Kegiatan Mengajar Cucu Sumiati di SMP Terbuka

Melihat banyaknya anak di sekitar tempat tinggalnya yang tak bersekolah, Cucu Sumiati merasa prihatin. Berdasarkan pantauannya, ia tahu betul bahwa hal ini dipicu oleh keadaan ekonomi yang pas-pasan. Jangankan untuk sekolah yang membutuhkan biaya untuk sepatu, tas, buku dan sebagainya, masih banyak warga di Cijeruk yang untuk memenuhi kebutuhan pangan sehari-hari saja susah.

Bersama suaminya--Gunawan, Cucu akhirnya berinisiatif untuk mengajukan pendirian kelas jauh ke kepala sekolah SMPN 1 Cijeruk. Langkah itu mereka lakukan setelah sebelumnya memastikan dengan mengadakan survey sederhana mengenai penyebab anak-anak tak bersekolah. Meski hanya mensurvey beberapa orang saja, Cucu dan Gunawan  sangat yakin bahwa faktor ekonomi dan jarak menjadi penyebab banyaknya anak putus sekolah di desanya. 

Proposal Cucu akhirnya disetujui oleh Kepala Sekolah SMPN 1 Cijeruk, dengan syarat harus memiliki murid minimal 15 orang. Respon positif ni membuat Cucu makin bersemangat untuk mewujudkan impiannya mendirikan SMP terbuka. 

Selalu ada rintangan yang akan dijumpai saat seseorang memiliki sebuah cita-cita yang luhur. Hal ini terjadi pula pada Cucu Sumiati. Setiap hari dia dan suaminya (bahkan mengajak pula anaknya) berkeliling kampung dan mengetuk dari satu rumah ke rumah lainnya guna mengajak anak-anak kembali bersekolah. Tak hanya mengajak, Cucu juga berjanji bahwa sekolah yang akan dikelolanya itu tak memungut biaya sepeserpun alias gratis. Dengan iming-iming gratis begitu, ternyata tak sedikit orangtua yang masih keberatan menyekolahkan anaknya. Mereka beralasan bahwa sang anak dibutuhkan untuk membantu mencari nafkah.

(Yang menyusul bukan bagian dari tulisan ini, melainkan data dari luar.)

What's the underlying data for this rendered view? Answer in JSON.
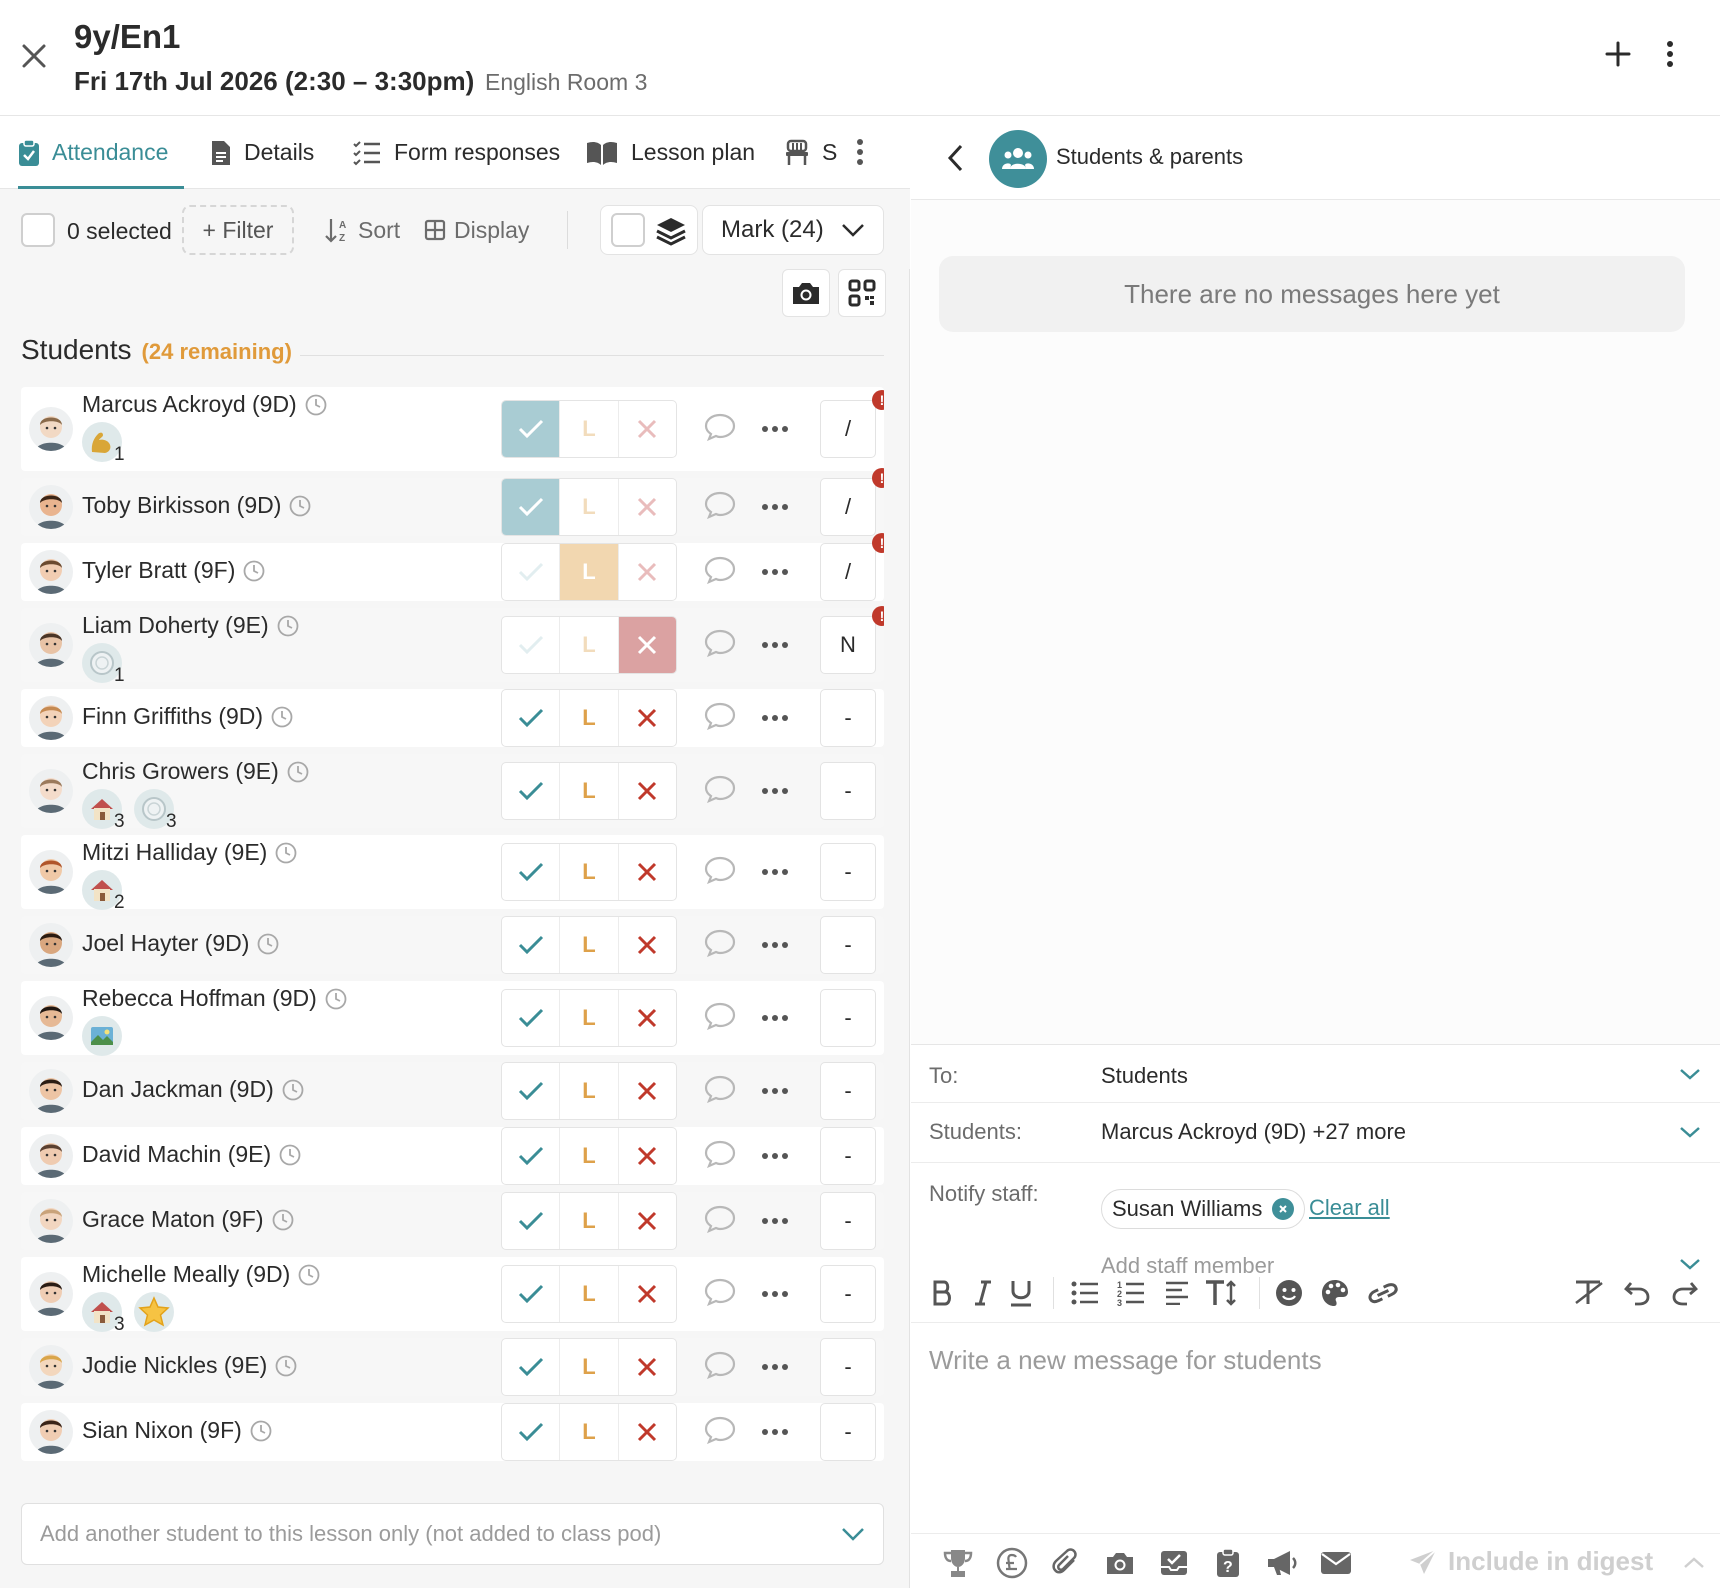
{
  "header": {
    "title": "9y/En1",
    "datetime": "Fri 17th Jul 2026 (2:30 – 3:30pm)",
    "room": "English Room 3"
  },
  "tabs": [
    {
      "label": "Attendance",
      "icon": "clipboard-check-icon",
      "active": true
    },
    {
      "label": "Details",
      "icon": "document-icon"
    },
    {
      "label": "Form responses",
      "icon": "list-check-icon"
    },
    {
      "label": "Lesson plan",
      "icon": "book-open-icon"
    },
    {
      "label": "S",
      "icon": "chair-icon"
    }
  ],
  "toolbar": {
    "selected": "0 selected",
    "filter": "+ Filter",
    "sort": "Sort",
    "display": "Display",
    "mark": "Mark (24)"
  },
  "section": {
    "title": "Students",
    "remaining": "(24 remaining)"
  },
  "mark_labels": {
    "late": "L"
  },
  "students": [
    {
      "name": "Marcus Ackroyd (9D)",
      "mark": "present",
      "code": "/",
      "alert": true,
      "badges": [
        {
          "icon": "bicep-icon",
          "count": "1"
        }
      ],
      "skin": "#f2d9c4",
      "hair": "#8a6a4a"
    },
    {
      "name": "Toby Birkisson (9D)",
      "mark": "present",
      "code": "/",
      "alert": true,
      "badges": [],
      "skin": "#e9b48f",
      "hair": "#3b2516"
    },
    {
      "name": "Tyler Bratt (9F)",
      "mark": "late",
      "code": "/",
      "alert": true,
      "badges": [],
      "skin": "#f1cdb2",
      "hair": "#6b4a2f"
    },
    {
      "name": "Liam Doherty (9E)",
      "mark": "absent",
      "code": "N",
      "alert": true,
      "badges": [
        {
          "icon": "plate-icon",
          "count": "1"
        }
      ],
      "skin": "#e8c3a6",
      "hair": "#4a3526"
    },
    {
      "name": "Finn Griffiths (9D)",
      "mark": "none",
      "code": "-",
      "alert": false,
      "badges": [],
      "skin": "#f3d3b9",
      "hair": "#c58a52"
    },
    {
      "name": "Chris Growers (9E)",
      "mark": "none",
      "code": "-",
      "alert": false,
      "badges": [
        {
          "icon": "house-icon",
          "count": "3"
        },
        {
          "icon": "plate-icon",
          "count": "3"
        }
      ],
      "skin": "#f4dccb",
      "hair": "#9b7a5c"
    },
    {
      "name": "Mitzi Halliday (9E)",
      "mark": "none",
      "code": "-",
      "alert": false,
      "badges": [
        {
          "icon": "house-icon",
          "count": "2"
        }
      ],
      "skin": "#f0c9a7",
      "hair": "#b0552a"
    },
    {
      "name": "Joel Hayter (9D)",
      "mark": "none",
      "code": "-",
      "alert": false,
      "badges": [],
      "skin": "#d9a77f",
      "hair": "#2a1a10"
    },
    {
      "name": "Rebecca Hoffman (9D)",
      "mark": "none",
      "code": "-",
      "alert": false,
      "badges": [
        {
          "icon": "picture-icon",
          "count": ""
        }
      ],
      "skin": "#e6b995",
      "hair": "#1e1510"
    },
    {
      "name": "Dan Jackman (9D)",
      "mark": "none",
      "code": "-",
      "alert": false,
      "badges": [],
      "skin": "#edc4a4",
      "hair": "#2b1d14"
    },
    {
      "name": "David Machin (9E)",
      "mark": "none",
      "code": "-",
      "alert": false,
      "badges": [],
      "skin": "#efcbb0",
      "hair": "#5a4030"
    },
    {
      "name": "Grace Maton (9F)",
      "mark": "none",
      "code": "-",
      "alert": false,
      "badges": [],
      "skin": "#f2d6c0",
      "hair": "#c9a37a"
    },
    {
      "name": "Michelle Meally (9D)",
      "mark": "none",
      "code": "-",
      "alert": false,
      "badges": [
        {
          "icon": "house-icon",
          "count": "3"
        },
        {
          "icon": "star-icon",
          "count": ""
        }
      ],
      "skin": "#efcdb4",
      "hair": "#2a1c14"
    },
    {
      "name": "Jodie Nickles (9E)",
      "mark": "none",
      "code": "-",
      "alert": false,
      "badges": [],
      "skin": "#f3d7bd",
      "hair": "#d9a54a"
    },
    {
      "name": "Sian Nixon (9F)",
      "mark": "none",
      "code": "-",
      "alert": false,
      "badges": [],
      "skin": "#f0cdb3",
      "hair": "#3a2418"
    }
  ],
  "add_student_placeholder": "Add another student to this lesson only (not added to class pod)",
  "messages": {
    "title": "Students & parents",
    "empty": "There are no messages here yet",
    "to_label": "To:",
    "to_value": "Students",
    "students_label": "Students:",
    "students_value": "Marcus Ackroyd (9D) +27 more",
    "notify_label": "Notify staff:",
    "notify_chip": "Susan Williams",
    "clear_all": "Clear all",
    "add_staff": "Add staff member",
    "placeholder": "Write a new message for students",
    "digest": "Include in digest"
  },
  "colors": {
    "accent": "#3a8d96",
    "present": "#a9ccd3",
    "late": "#f2d7b0",
    "absent": "#dba2a2",
    "alert": "#c0392b",
    "remaining": "#e09a3a"
  }
}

Puncak perjuangan Cucu diuji ketika ia hampir saja kehilangan anaknya yang masih balita karena terjatuh di jalanan yang licin karena hujan, sepulang dari mencari calon siswa.

Tapi Cucu tak gentar, ia terus berikhtiar. Penolakan demi penolakan tak membuat ia dan suaminya putus asa. Mereka terus saja mencari hingga terkumpul sekitar 20 orang anak yang bersedia bersekolah di siang hari, setelah mereka bekerja.

Setelah jumlah siswa memenuhi syarat minimal, akhirnya per tahun ajaran baru 2011, Cucu dan Gunawan mendapat izin untuk menyelenggarakan SMP terbuka (ini merupakan kelas jauh yang merujuk pada SMPN 1 Cijeruk) di gedung sebuah sekolah dasar di Langensari-Cijeruk. Mereka bisa membuka sekolah pada siang hari, setelah kegiatan belajar-mengajar di SD tersebut usai.

"Awalnya memang ada dua puluh siswa, tapi tak semuanya rutin hadir. Kadang-kadang malah hanya lima orang. Alasannya macam-macam, tapi rata-rata karena sibuk bekerja membantu orangtua mencari nafkah." tutur Gunawan.

Cucu dan Gunawan pun secara resmi menjadi tenaga pengajar sukarelawan di sekolah tersebut. Berbagai mata pelajaran mereka ajarkan. Dengan penuh semangat mereka mempelajari kembali bahan pelajaran SMP untuk diajarkan kembali pada para siswanya. Tak ada sedikitpun rasa malas dalam diri pasangan suami isteri itu untuk berbagi ilmu pada anak-anak di Cijeruk, meski mereka hanya menerima gaji yang nominalnya sangat kecil (hanya sekitar 200ribu/bulan). Cita-cita Cucu hanya satu, ia ingin melihat anak-anak di desanya bisa bersekolah dan memiliki kehidupan yang lebih layak. Tak hanya mengajar, Cucu bahkan seringkali mencari donatur untuk menyumbangkan pakaian dan sepatu layak pakai untuk para siswanya. Ini merupakan realisasi dari janjinya bahwa sekolah yang ia kelola tak akan memungut biaya sedikitpun.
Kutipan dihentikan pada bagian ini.